Lily Ebert spent Yom Kippur 1944 in Auschwitz and made herself a promise.
“If I ever came out of that place, I was determined to do something that would change everything,” she writes in her newly published autobiography. “I had to make sure that nothing like this could ever happen again to anybody. So I promised myself I would tell the world what had happened. Not just to me, but to all the people who could not tell their stories.”
Nearly eight decades on, few could dispute that 97-year-old Ebert has fulfilled that promise — many times over.
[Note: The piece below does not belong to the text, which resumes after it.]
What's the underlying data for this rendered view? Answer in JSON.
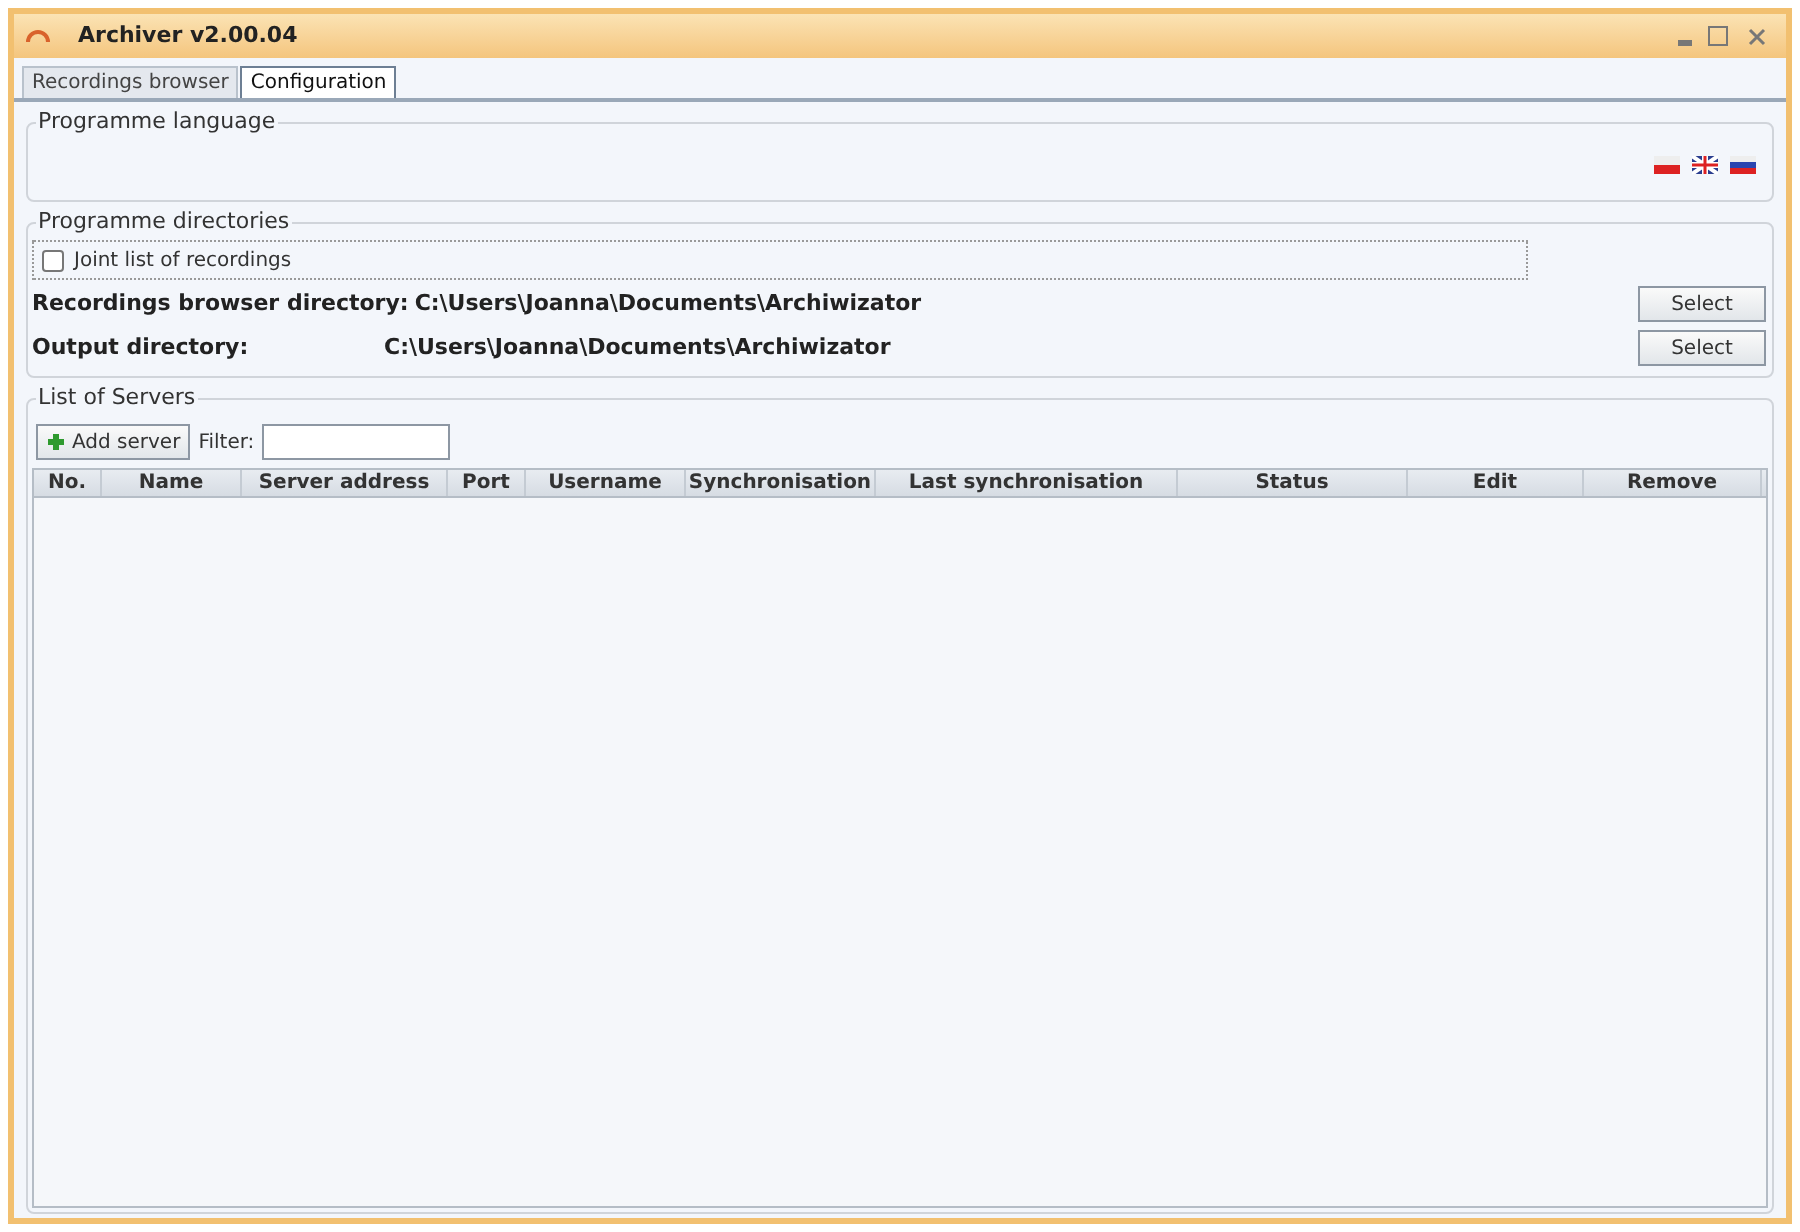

She has done so not just by telling her remarkable story in “Lily’s Promise: How I Survived Auschwitz and Found the Strength to Live,” but also through years of Holocaust education work. Thanks to her great-grandson, Dov Forman, that work has gained a huge new social media audience during the pandemic. The pair have 1.4 million TikTok followers, and their social media output has an average of about 1 million views a day.
“You can see I am not a youngster anymore. I learn from young people and I am so happy,” Ebert told The Times of Israel during an interview together with 17-year-old Forman. “I was afraid that [this work] would finish with our generation but luckily I see it won’t finish. The youngsters will take over and they will, I hope, learn from it.”
Despite her impish good humor and self-evident joy at the close bond she has formed with her great-grandson through their work together, Ebert talks about her family’s tragic story with painful honesty and openness.